There were six proposals to change the Louisiana Constitution.
— Voters approved Amendment 1, which will enact residency, education and experience qualifications for new registrars of voters.
— Voters rejected Amendment 2, which would have given Louisiana’s four public college system management boards the authority to change tuition and fee rates on college campuses without needing approval from state lawmakers.
— Voters rejected Amendment 3, which would have done away with a tax break that allows businesses to deduct the federal income taxes they pay from their state tax liability. Corporations in exchange would have been taxed at a flat rate of 6.5 percent, rather than varying rates from 4 percent to 8 percent, starting in 2017.
— Voters approved Amendment 4, which will exempt the surviving spouses of military personnel, police officers or firefighters killed in the line of duty from having to pay local property taxes on their homes.

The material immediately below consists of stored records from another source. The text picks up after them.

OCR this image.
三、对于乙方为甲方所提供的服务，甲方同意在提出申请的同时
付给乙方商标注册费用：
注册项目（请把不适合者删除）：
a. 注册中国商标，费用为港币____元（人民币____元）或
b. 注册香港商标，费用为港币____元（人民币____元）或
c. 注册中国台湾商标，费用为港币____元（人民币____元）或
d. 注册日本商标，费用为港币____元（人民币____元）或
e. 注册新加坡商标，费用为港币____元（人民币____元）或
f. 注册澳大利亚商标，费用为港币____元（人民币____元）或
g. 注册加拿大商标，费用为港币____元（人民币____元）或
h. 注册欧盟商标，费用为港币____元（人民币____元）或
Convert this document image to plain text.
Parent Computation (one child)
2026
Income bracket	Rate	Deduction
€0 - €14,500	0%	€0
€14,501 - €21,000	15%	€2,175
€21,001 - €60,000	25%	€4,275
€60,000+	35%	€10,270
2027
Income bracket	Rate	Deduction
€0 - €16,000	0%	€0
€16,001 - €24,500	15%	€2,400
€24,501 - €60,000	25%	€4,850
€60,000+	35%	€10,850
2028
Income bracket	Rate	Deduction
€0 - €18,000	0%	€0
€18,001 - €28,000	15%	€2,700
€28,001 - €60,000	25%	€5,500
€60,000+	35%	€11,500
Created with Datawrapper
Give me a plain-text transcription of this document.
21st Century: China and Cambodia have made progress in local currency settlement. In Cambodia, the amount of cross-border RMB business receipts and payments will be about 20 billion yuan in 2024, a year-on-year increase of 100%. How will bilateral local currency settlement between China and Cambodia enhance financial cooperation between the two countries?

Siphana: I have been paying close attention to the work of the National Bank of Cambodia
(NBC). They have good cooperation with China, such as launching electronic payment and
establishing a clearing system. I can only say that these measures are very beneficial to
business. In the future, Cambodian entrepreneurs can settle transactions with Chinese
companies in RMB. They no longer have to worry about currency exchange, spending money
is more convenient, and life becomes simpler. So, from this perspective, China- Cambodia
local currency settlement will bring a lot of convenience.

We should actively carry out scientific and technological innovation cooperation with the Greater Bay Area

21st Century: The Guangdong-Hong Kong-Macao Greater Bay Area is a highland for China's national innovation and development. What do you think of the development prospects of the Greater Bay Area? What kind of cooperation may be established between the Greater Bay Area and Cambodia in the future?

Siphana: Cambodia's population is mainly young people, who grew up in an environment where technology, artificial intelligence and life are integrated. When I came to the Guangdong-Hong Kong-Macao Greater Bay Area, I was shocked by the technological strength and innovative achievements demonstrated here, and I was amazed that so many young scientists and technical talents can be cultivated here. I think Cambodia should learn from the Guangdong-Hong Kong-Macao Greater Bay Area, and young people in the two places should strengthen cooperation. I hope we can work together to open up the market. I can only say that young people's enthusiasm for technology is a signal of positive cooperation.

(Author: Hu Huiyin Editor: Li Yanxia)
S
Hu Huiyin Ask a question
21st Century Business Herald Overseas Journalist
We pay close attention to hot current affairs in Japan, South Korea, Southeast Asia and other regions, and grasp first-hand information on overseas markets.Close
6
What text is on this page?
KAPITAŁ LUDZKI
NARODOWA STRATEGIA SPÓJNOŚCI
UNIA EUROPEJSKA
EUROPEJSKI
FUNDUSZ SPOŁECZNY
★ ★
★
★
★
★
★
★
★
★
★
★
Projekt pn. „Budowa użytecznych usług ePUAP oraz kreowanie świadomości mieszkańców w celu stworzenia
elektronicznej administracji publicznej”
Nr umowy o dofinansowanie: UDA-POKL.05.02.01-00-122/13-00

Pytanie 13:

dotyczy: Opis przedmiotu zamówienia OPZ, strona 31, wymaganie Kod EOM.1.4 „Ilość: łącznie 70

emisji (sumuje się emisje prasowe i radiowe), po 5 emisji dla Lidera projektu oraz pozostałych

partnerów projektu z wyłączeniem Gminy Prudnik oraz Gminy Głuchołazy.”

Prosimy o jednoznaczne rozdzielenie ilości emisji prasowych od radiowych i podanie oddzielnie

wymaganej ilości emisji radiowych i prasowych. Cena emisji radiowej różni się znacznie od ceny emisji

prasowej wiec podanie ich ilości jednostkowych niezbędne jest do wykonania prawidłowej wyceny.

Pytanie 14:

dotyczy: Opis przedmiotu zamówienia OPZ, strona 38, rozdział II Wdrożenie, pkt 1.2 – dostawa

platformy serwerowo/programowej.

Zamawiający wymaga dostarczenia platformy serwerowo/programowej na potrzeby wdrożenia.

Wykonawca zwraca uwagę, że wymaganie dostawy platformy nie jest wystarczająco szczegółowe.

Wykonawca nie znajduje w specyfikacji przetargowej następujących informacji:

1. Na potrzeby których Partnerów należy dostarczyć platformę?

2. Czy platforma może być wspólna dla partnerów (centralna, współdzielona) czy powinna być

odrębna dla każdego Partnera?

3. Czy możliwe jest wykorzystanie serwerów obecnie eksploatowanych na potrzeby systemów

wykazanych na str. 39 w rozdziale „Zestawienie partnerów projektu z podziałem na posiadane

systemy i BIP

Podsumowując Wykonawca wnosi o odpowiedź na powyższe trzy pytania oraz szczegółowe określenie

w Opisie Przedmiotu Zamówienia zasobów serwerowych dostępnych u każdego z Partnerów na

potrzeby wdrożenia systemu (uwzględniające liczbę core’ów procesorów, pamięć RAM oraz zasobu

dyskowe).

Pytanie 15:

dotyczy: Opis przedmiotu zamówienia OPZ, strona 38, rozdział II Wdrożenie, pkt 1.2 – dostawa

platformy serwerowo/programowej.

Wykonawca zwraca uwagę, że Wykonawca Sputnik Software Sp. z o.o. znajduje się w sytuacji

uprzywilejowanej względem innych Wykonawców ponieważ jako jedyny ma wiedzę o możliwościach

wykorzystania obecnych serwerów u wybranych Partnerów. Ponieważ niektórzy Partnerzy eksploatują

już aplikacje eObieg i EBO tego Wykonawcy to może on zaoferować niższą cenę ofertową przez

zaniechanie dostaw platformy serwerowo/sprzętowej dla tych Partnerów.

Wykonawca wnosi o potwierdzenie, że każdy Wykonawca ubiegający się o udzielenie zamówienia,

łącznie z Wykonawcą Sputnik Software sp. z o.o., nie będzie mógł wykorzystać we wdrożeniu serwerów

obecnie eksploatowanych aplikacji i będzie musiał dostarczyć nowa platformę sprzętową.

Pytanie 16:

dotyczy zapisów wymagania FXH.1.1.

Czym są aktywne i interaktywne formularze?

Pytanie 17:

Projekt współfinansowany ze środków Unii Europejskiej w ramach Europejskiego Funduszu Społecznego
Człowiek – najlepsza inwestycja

— Voters approved Amendment 5, which will create a new Revenue Stabilization Trust Fund to be filled with oil and gas revenue and corporate taxes when those collections are higher than usual. Once the fund reaches $5 billion, up to 10 percent could be spent on construction projects and roadwork. Another portion of oil and gas money will pay down state retirement debt.
— Voters rejected Amendment 6, which would have made it easier for lawmakers to tap into protected funds when the state faces financial troubles.